Por exemplo, também sou profissional do Audiovisual, concretamente realizador e produtor. Estou empenhado num projecto documental que aglutinará para a posterioridade várias expressões artísticas angolanas e que, caso obtenha os apoios que se espera, vai ajudar a promover histórias de obras e histórias vividas pelos autores dessas diferentes áreas, o que também dará prestígio nacional e internacional a quem se associar ao projecto.

Percurso do artista

Rui Guapo Garção nasceu em Luanda. Licenciou-se em Design de Comunicação pela Escola de Belas Artes de Lisboa. Foi realizador e produtor de televisão e docente universitário na disciplina de Arquitectura e Urbanismo na Faculdade de Belas Artes da Universidade Independente de Angola, onde é vice- Decano.

Em 1972, participou no 1.º Salão de Novíssimos e em diversas exposições colectivas em Luanda. Colaborou com ilustrações de literatura e poesia para diversos jornais e revistas em Luanda.

De 1976 a 1977, trabalhou na reestruturação do ensino em Angola e colaborou com o Conselho Nacional de Cultura e com o poeta António Jacinto na promoção e divulgação das Artes Plásticas e no projecto da Escola de Artes “O Barracão”, bem como na dinamização das Brigadas de Pinturas Murais em Luanda. Conquistou o Prémio de Desenho Satírico no Festival de Artes Negras da Nigéria, em representação de Angola.

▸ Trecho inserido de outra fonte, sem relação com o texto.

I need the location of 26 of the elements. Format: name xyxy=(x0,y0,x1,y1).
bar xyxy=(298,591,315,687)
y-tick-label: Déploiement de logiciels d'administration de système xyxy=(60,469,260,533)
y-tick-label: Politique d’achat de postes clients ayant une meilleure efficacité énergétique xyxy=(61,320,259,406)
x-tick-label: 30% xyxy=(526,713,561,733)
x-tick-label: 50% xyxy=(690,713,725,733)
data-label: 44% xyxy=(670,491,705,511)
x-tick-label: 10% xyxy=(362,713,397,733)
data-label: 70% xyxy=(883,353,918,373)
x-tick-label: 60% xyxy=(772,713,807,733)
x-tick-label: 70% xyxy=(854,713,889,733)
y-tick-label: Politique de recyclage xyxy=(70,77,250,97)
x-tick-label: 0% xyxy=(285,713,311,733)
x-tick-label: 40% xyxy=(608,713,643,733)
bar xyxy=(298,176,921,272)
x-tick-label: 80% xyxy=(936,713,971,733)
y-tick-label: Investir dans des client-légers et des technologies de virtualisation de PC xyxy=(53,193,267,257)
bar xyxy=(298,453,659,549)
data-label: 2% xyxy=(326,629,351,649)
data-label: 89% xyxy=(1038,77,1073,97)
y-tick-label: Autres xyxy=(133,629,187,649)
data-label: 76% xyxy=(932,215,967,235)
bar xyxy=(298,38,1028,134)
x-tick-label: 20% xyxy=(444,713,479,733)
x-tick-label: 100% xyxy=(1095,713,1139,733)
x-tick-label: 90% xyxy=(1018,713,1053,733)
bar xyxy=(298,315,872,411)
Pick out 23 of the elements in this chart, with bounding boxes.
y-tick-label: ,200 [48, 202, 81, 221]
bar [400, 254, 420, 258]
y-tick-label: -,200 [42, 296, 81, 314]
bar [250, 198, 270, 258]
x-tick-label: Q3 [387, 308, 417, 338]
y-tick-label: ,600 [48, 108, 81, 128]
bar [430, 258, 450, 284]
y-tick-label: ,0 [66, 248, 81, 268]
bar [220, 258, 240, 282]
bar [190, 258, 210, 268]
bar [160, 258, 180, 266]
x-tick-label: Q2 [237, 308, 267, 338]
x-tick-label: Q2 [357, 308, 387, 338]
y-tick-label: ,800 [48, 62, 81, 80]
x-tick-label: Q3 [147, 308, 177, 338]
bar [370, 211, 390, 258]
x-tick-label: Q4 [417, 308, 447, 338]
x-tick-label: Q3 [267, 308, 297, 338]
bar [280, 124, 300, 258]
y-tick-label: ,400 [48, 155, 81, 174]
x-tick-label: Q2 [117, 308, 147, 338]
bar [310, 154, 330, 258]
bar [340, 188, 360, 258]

Participou em várias exposições individuais e colectivas, organizadas pela Casa do Pessoal da RTP. Realizou e produziu, na RTP, vários programas culturais e documentários, de que destacam a ópera “Tosca” e a série “Mar das Índias”.

De 2010 a 2014, foi consultor para a Imagem de Eventos do Ministério da Cultura de Angola. Actualmente, dedica-se ao estudo e desenvolvimento dos grafismos unilineares dos desenhos na areia dos “Sonas” do Leste de Angola.